Lyndon James, doctoral student in Health Policy concentrating in Decision Science, successfully defended his thesis, “Enhancing Health Policy Decisions in Diseases Affecting Disadvantaged Populations: Applied and Methodological Analyses.” His dissertation committee was chaired by CHDS faculty Nicolas Menzies and included Theodore Cohen, Molly Franke and CHDS’ Ankur Pandya.
James employed three different analytic lenses to improve health policy decisions. Each chapter focuses on either Rifampicin-resistant Tuberculosis (RR-TB) or Sickle Cell Disease, both of which mainly affect systematically disadvantaged populations. Chapters one & two both focus on Rifampicin-resistant TB in Moldova. For this analysis, James built a microsimulation model to estimate the quality-adjusted life expectancy and costs of a six month, four-drug “BPaLM” regimen versus the current standard of care of nine-to-eighteen month regimens. Compared to longer regimens, he found that six months of the four-drug regimen was cost-effective across a broad range of scenarios and would save Moldova’s national TB program $7.1 million over five years. Broadly, the six-month, four-drug regimen would also be beneficial with respect to duration of TB disease resistant to key drugs, and lifetime cumulative incidence of acquired drug resistance.

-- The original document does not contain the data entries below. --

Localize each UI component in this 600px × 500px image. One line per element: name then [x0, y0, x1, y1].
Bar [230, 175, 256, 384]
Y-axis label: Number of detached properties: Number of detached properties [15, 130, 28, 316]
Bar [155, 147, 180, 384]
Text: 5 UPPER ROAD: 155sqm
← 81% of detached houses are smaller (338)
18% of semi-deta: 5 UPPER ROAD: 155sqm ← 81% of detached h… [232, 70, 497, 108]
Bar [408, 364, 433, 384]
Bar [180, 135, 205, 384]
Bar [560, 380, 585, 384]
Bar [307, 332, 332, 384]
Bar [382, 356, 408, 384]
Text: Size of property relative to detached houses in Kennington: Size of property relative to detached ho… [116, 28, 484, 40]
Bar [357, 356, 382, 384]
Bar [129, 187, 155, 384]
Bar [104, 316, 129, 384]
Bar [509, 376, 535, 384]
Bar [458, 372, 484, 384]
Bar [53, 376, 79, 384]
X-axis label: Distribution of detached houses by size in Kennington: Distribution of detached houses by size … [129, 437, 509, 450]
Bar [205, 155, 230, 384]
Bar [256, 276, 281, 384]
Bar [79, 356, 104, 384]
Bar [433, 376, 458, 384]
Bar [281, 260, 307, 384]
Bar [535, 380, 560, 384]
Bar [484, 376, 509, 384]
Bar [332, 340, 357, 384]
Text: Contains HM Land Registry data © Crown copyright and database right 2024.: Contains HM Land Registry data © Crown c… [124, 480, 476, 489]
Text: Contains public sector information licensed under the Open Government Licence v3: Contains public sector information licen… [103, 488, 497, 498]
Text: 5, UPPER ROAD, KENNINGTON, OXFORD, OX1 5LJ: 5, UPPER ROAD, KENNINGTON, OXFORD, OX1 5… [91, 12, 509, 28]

In chapter two, James compared the effectiveness of all-oral regimens containing Bedaquiline against injectable containing regimens, using routinely collected electronic medical records in Moldova. In intention-to-treat analyses, he found that all-oral regimens with Bedaquiline were associated with a higher likelihood of culture conversion in the six months following the initiation of treatment. He noted that these results add to a growing evidence base in favor of shorter regimens for rifampicin-resistant TB, alongside other empirical and modeling evidence on the tolerability, long-term health outcomes, and cost-effectiveness of these regimens.

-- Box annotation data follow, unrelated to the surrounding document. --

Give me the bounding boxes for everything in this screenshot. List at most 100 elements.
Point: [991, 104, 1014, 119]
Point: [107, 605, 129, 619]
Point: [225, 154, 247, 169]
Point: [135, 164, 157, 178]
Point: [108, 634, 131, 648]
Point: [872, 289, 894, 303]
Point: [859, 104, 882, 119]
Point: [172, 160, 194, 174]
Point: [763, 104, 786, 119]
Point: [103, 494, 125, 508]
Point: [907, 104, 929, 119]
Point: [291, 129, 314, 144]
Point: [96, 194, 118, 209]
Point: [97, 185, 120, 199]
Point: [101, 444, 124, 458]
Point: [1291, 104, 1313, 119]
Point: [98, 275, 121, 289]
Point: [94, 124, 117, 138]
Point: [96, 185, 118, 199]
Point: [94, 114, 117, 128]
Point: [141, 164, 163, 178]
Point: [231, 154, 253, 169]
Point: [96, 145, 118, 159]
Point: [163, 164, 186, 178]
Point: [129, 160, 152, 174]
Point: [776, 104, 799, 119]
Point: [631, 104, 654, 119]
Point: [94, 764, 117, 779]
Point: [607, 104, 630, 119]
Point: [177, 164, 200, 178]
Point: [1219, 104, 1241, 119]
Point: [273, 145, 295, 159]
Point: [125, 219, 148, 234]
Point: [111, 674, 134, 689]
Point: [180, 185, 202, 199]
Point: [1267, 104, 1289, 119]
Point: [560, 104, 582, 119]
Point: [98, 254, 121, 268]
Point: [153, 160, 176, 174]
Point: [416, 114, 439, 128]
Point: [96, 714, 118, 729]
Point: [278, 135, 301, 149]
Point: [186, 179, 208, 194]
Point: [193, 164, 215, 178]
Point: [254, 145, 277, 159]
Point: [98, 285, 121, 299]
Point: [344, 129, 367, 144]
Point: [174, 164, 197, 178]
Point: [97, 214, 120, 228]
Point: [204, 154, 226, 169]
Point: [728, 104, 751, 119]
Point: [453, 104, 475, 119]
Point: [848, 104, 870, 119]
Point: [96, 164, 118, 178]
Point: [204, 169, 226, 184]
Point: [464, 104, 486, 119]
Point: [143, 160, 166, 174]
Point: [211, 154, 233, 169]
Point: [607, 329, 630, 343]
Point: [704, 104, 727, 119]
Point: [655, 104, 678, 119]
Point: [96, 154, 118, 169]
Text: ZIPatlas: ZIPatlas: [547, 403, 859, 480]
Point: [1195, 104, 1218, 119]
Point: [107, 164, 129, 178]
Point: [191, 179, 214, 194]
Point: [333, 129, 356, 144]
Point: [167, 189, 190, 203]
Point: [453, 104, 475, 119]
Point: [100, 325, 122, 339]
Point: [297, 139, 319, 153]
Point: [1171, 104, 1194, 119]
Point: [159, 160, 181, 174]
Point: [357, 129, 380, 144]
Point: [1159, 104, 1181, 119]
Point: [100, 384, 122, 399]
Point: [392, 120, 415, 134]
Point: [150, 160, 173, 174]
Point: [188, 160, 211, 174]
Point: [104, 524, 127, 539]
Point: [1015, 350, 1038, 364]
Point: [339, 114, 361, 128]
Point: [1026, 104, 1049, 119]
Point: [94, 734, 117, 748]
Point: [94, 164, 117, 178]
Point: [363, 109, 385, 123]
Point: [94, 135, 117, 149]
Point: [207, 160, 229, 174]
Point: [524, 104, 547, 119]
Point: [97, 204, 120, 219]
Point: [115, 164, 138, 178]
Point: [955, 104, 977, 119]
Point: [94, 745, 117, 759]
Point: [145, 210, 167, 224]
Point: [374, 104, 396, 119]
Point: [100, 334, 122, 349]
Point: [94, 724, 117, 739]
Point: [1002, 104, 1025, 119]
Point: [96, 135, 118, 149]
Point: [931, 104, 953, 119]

For his third chapter, James explored the impact of methodological decisions within distributional cost-effectiveness analysis (DCEA) using an example in Sickle Cell Disease. DCEA is a modeling approach capable of balancing concerns for efficiency and equity, by giving extra priority to groups who are less well-off. Although interest is growing in applying these methods, guidance for conducting DCEA in the US setting is limited. James modeled the US population in 2023 and showed that the choice of variables used to stratify the population into equity-relevant groups can affect whether a new Sickle Cell gene therapy would be recommended, even while holding the level of inequality aversion constant. He noted that this work highlights the need for awareness of the implications of modeling decisions in DCEA, and for consensus on how these analyses are conducted in the US.